The Somali pirates have caused the Pirate Stock Exchange to crash even more severely than the Dow Jones; I am not sure that “Talk like a Pirate Day” will ever recover. When we had gained enough distance from piracy we remade it into something funny and romantic. Now that it is back on the front page again our perspective is more sober and realistic. Granted, these are very different sorts of pirates than those of earlier times. My understanding is that the phenomenon began when poor fisherman whose Somali government had collapsed (and therefore left them completely without protection) attempted to drive off foreign vessels that were illegally fishing Somali waters and dumping toxic wastes in them. They quickly learned that holding ships for ransom was more lucrative than fishing and, human greed being what it is, a new era of piracy was born.

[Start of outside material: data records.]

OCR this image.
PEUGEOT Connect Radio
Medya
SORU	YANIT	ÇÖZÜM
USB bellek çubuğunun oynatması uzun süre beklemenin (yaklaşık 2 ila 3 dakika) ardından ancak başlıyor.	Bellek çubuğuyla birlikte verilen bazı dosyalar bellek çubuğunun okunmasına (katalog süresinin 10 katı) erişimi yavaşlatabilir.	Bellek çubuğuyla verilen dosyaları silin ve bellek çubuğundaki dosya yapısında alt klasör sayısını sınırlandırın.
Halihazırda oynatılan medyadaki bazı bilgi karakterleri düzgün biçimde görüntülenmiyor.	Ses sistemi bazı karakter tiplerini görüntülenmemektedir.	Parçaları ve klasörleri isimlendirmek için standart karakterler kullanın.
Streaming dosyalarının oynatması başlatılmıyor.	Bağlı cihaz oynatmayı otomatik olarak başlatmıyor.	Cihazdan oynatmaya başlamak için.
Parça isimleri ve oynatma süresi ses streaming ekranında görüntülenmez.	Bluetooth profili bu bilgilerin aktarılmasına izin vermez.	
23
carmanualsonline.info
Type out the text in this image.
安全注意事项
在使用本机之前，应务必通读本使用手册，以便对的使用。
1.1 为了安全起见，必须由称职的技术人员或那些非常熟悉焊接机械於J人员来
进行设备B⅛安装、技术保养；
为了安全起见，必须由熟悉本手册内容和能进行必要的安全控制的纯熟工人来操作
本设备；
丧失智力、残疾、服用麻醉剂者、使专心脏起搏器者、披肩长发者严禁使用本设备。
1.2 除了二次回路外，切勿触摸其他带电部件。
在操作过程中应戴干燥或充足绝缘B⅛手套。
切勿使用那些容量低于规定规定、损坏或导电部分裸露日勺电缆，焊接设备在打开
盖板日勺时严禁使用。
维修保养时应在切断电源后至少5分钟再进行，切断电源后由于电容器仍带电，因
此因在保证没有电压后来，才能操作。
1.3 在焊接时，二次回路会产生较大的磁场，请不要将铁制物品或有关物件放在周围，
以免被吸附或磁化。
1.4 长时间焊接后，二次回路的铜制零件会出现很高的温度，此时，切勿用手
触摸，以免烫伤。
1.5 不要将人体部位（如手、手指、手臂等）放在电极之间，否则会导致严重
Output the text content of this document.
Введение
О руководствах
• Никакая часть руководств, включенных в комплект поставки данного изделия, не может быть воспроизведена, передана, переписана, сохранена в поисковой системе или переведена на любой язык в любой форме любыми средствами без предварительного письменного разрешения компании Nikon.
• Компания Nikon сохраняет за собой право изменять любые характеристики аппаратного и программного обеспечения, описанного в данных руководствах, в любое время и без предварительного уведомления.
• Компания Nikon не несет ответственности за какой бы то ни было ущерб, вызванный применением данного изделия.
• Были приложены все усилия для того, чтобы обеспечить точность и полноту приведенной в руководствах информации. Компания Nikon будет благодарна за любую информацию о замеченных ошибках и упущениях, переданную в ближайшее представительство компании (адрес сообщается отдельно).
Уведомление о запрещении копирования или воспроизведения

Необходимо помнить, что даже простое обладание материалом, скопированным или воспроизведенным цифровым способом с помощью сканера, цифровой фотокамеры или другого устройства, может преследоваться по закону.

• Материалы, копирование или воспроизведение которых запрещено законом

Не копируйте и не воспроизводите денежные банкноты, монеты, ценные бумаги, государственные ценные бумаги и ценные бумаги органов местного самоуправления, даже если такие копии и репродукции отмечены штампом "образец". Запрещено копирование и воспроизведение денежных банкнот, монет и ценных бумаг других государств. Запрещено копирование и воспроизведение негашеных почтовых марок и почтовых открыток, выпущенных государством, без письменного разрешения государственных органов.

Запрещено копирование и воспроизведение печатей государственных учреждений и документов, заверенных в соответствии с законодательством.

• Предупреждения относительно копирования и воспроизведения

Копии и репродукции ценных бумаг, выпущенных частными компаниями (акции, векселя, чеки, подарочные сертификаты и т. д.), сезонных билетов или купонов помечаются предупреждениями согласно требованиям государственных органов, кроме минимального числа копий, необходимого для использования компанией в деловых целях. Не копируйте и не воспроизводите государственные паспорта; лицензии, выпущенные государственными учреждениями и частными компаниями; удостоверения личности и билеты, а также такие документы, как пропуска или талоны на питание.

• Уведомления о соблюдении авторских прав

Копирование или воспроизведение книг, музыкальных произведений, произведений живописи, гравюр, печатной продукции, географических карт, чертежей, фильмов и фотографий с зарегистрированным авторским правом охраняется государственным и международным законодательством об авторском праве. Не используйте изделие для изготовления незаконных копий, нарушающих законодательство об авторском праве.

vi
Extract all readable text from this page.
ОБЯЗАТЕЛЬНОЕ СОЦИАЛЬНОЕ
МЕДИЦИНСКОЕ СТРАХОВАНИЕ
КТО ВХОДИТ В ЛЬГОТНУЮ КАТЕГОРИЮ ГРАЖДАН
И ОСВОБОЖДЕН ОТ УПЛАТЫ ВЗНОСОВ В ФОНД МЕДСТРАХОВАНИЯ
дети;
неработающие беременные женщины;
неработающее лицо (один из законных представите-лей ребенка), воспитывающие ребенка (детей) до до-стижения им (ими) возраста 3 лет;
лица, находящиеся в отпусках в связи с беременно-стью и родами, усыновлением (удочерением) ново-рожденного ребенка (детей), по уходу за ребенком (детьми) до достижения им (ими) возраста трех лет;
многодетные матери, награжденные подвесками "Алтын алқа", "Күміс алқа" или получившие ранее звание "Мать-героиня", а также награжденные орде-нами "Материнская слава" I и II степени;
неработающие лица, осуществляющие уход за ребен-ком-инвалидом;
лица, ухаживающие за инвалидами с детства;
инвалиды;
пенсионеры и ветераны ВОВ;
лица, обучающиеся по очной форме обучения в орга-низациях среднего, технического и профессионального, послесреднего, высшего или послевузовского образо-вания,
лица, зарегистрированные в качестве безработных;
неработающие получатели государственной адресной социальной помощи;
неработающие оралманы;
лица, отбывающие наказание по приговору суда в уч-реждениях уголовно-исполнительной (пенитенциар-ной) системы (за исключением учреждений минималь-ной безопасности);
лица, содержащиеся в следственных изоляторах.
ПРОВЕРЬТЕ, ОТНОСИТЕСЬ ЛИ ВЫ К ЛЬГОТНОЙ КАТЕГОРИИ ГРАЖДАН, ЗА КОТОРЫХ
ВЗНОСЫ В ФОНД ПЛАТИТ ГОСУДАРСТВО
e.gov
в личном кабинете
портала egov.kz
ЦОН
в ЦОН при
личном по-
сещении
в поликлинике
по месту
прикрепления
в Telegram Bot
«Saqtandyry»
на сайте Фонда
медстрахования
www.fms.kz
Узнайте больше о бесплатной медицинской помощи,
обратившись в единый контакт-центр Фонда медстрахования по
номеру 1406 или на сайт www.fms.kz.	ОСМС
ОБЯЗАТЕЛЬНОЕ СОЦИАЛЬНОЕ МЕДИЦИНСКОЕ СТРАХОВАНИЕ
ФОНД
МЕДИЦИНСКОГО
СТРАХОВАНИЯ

Just as we lost all perspective on the horrors perpetrated by the pirates of old, we have likely overly vilified a ragtag bunch of poor, uneducated fisherman from a lawless society. The international community must put an end to their activities, of course, but the young man presently being held by the US court system is not a terrorist combatant or a criminal genius. We are so hungry for both heroes and villains that we have demonized what is likely a frightened, clueless kid.
Why is it that we always project “evil” onto whoever we regard as the enemy of the moment, then when the threat from that enemy ends attempt to convince ourselves that the evil never existed? As a kid I watched a television show called “Hogan’s Heroes” in which Nazi prison guards were portrayed as bumbling but lovable incompetents. Didn’t that trivialize evil as surely as “Pirates of the Caribbean” did? And why do we only look for evil in the other – the enemy – and not in ourselves? Do we think Jesus was way off base when he talked about our desire to remove the speck from someone else’s eye while ignoring the stick in our own?
So long as we see evil only in whoever happens to be our enemy of the moment we fail to take evil seriously. And that is a very dangerous thing to do.